A majority of new RCA sets this year will include either GuidePlus+ "basic" or the new GuidePlus+ Gold system that adds NewsGuide text-based news updates from MSNBC. The entry model to the GuidePlus+ Gold feature is a basic 27" RCA set carrying a $399 suggested retail price.
Thomson is replacing the ColorTrak Series name that has defined its better-goods lines in years past with the new Entertainment Series moniker. All Entertainment models include either GuidePlus+ basic or gold guides.
Representing the top tier of the RCA television offerings are the new digital high-resolution monitors that were unveiled at the company's dealer meeting in May. The line includes new multi-synch 4:3 projection TVs and big-screen direct-view models, including the 32" and 36" sets offered under both the ProScan and RCA labels.
To drive digital television pictures on these newly repositioned "hi-res" monitors, Thomson said it will begin to ship this month the RCA (DTC100) and ProScan (PSHD10) HDTV set-top decoders, both priced at $649.
To encourage one-brand (monitor and set-top) packages, Thomson is using an RGB via VGA broadband interface to send converted digital signals to the display. Content, some of which will include DirecTv HD services, can be copy protected via an adaptation of the CGMS system, according to an engineer with DirecTv.
In addition to ATSC signals, Thomson boxes will receive DirecTv's standard and HDTV channels. The HDTV services, however, will require a special 24" elliptical dish, which Thomson is selling as a $199 option to the decoder.
Thomson executives singled out the VCR category as a potential trouble spot for profitability this year, following news that Fry's had broken the $50 price barrier with an entry (non-Thomson) model. Sources said other major discounters are looking to go even lower this fall, and the discounting is expected to drag down pricing on all models despite continued strong demand for decks.

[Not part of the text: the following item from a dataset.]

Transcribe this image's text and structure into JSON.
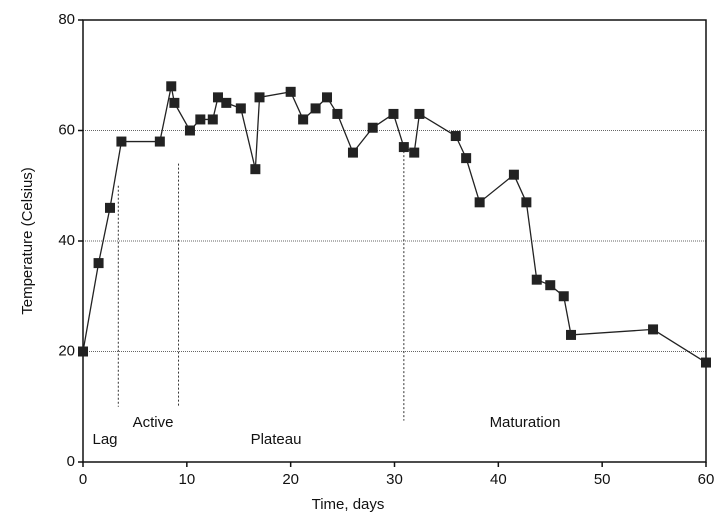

For its VCR line, which starts at $169 for a two-head mono and $219 for a four-head stereo unit, Thomson is promoting Commercial Advance, Movie Advance and VCR Plus+.
Following recent demographic trends that indicate swelling ranks of senior consumers, the company is dressing up its RCA VCR line this year with the addition of Senior Friendly models. The RCA VR646HF, for example, is a four-head Hi-Fi deck with large digital readouts, large buttons, and other ease-of-use enhancements.
Thomson continued to stay out of the digital camcorder arena and has further scaled back its analog offerings by officially eliminating the 8mm format this year.
RCA will focus on the VHS-C and full-size VHS, which has seen a comeback in popularity after LCD monitor panels were added to some step-up units.
Another important growth category for RCA is TV/VCR combos. The line this year includes two models each in the 20" and 25" screen sizes, three 13" models, and a $349 suggested retail 9" model.
In DVD, Thomson said it would offer a five-disc player (the RCA RC-5910P) for $499 this fall. It includes component video output, jog shuttle control, and both coaxial and optical digital audio outputs. A laptop LCD-based portable DVD unit is planned for early 2000.